Originally Posted by SLO_Town
Originally Posted by StevieC
Whatever I can see in a UOA is really it. Would love to dissemble the engine to take measurements and inspect but that's not going to happen.
Your desire to tear down and engine explains why it is important to use a certified oil that was formally tested using all the proper protocols and methodologies. The certification reports have standards for wear and deposit weights. Here are the ACEA standards:
https://www.acea.be/uploads/news_documents/ACEA_European_oil_sequences_2016.pdf
When a blender makes ambiguous claims that their oil "meets" or is "suitable", they most certainly have not followed all the proper testing protocols and methodologies.
Scott
PS StevieC, in another thread you said you sell machines worth more than a house. In my long, 30 career I mathematically modeled and tested the performance of large, very expensive, mission critical, mainframe computers during their development process. "Cooking numbers" to overlook deficiencies was a common temptation for a variety of reasons - technical obstacles and shortcomings of the system being tested, project deadlines, internal political pressure (!!!), industry pressure, etc. It is my belief that blenders of "uncertified" oils cook numbers for the very same reasons. It's the only way they can get their oil to "pass". In my business, thank God we didn't have organizations like the ACEA overseeing our work.
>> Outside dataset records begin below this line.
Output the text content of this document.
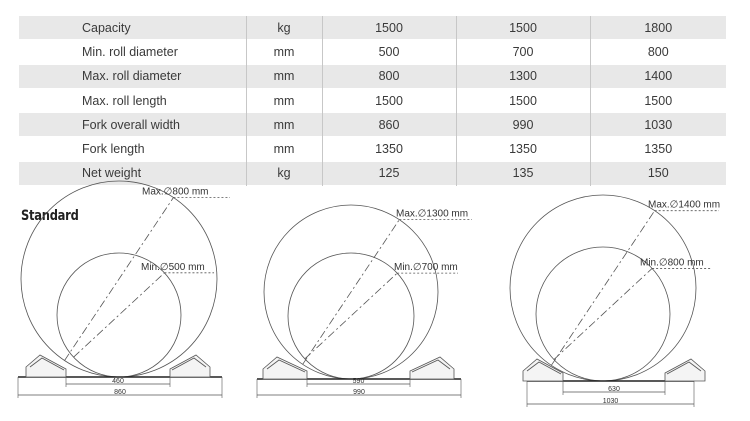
Capacity	kg	1500	1500	1800
Min. roll diameter	mm	500	700	800
Max. roll diameter	mm	800	1300	1400
Max. roll length	mm	1500	1500	1500
Fork overall width	mm	860	990	1030
Fork length	mm	1350	1350	1350
Net weight	kg	125	135	150
Standard
Max.∅800 mm
Min.∅500 mm
460
860
Max.∅1300 mm
Min.∅700 mm
590
990
Max.∅1400 mm
Min.∅800 mm
630
1030
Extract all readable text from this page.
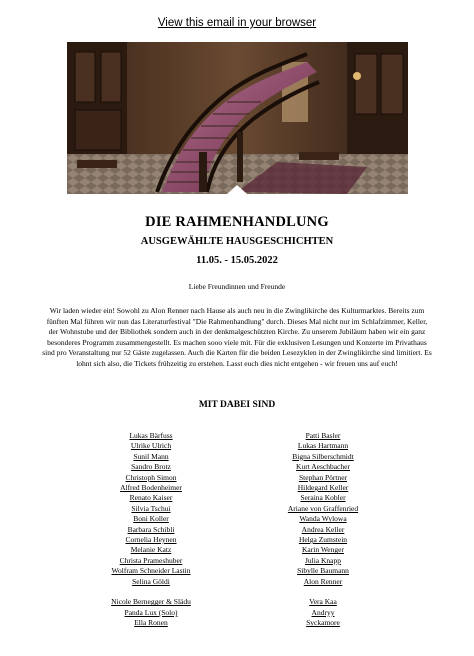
View this email in your browser
DIE RAHMENHANDLUNG
AUSGEWÄHLTE HAUSGESCHICHTEN
11.05. - 15.05.2022
Liebe Freundinnen und Freunde
Wir laden wieder ein! Sowohl zu Alon Renner nach Hause als auch neu in die Zwinglikirche des Kulturmarktes. Bereits zum fünften Mal führen wir nun das Literaturfestival "Die Rahmenhandlung" durch. Dieses Mal nicht nur im Schlafzimmer, Keller, der Wohnstube und der Bibliothek sondern auch in der denkmalgeschützten Kirche. Zu unserem Jubiläum haben wir ein ganz besonderes Programm zusammengestellt. Es machen sooo viele mit. Für die exklusiven Lesungen und Konzerte im Privathaus sind pro Veranstaltung nur 52 Gäste zugelassen. Auch die Karten für die beiden Lesezyklen in der Zwinglikirche sind limitiert. Es lohnt sich also, die Tickets frühzeitig zu erstehen. Lasst euch dies nicht entgehen - wir freuen uns auf euch!
MIT DABEI SIND
Lukas Bärfuss
Ulrike Ulrich
Sunil Mann
Sandro Brotz
Christoph Simon
Alfred Bodenheimer
Renato Kaiser
Silvia Tschui
Boni Koller
Barbara Schibli
Cornelia Heynen
Melanie Katz
Christa Prameshuber
Wolfram Schneider Lastin
Selina Göldi
Nicole Bernegger & Slädu
Panda Lux (Solo)
Ella Ronen
Patti Basler
Lukas Hartmann
Bigna Silberschmidt
Kurt Aeschbacher
Stephan Pörtner
Hildegard Keller
Seraina Kobler
Ariane von Graffenried
Wanda Wylowa
Andrea Keller
Helga Zumstein
Karin Wenger
Julia Knapp
Sibylle Baumann
Alon Renner
Vera Kaa
Andryy
Syckamore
In many cases the performance of our systems would never have been fully "approved" or "certified" because there were areas where the performance goals were not met.
Scott- that is part of my current job, but in my case it is for a large cloud provider. I have had numerous cases where our internal organization or the vendor "certified" that it would meet certain performance goals, only to find out in QA testing that it cannot meet those goals. In looking back at the certification, I find that they either fudged the numbers, or the test was accidentally run under slightly different criteria that does not match our use case. Sort of like claiming that your car can hit 200 in a full speed test run, only to find out that they meant 200 kph when you needed 200 mph.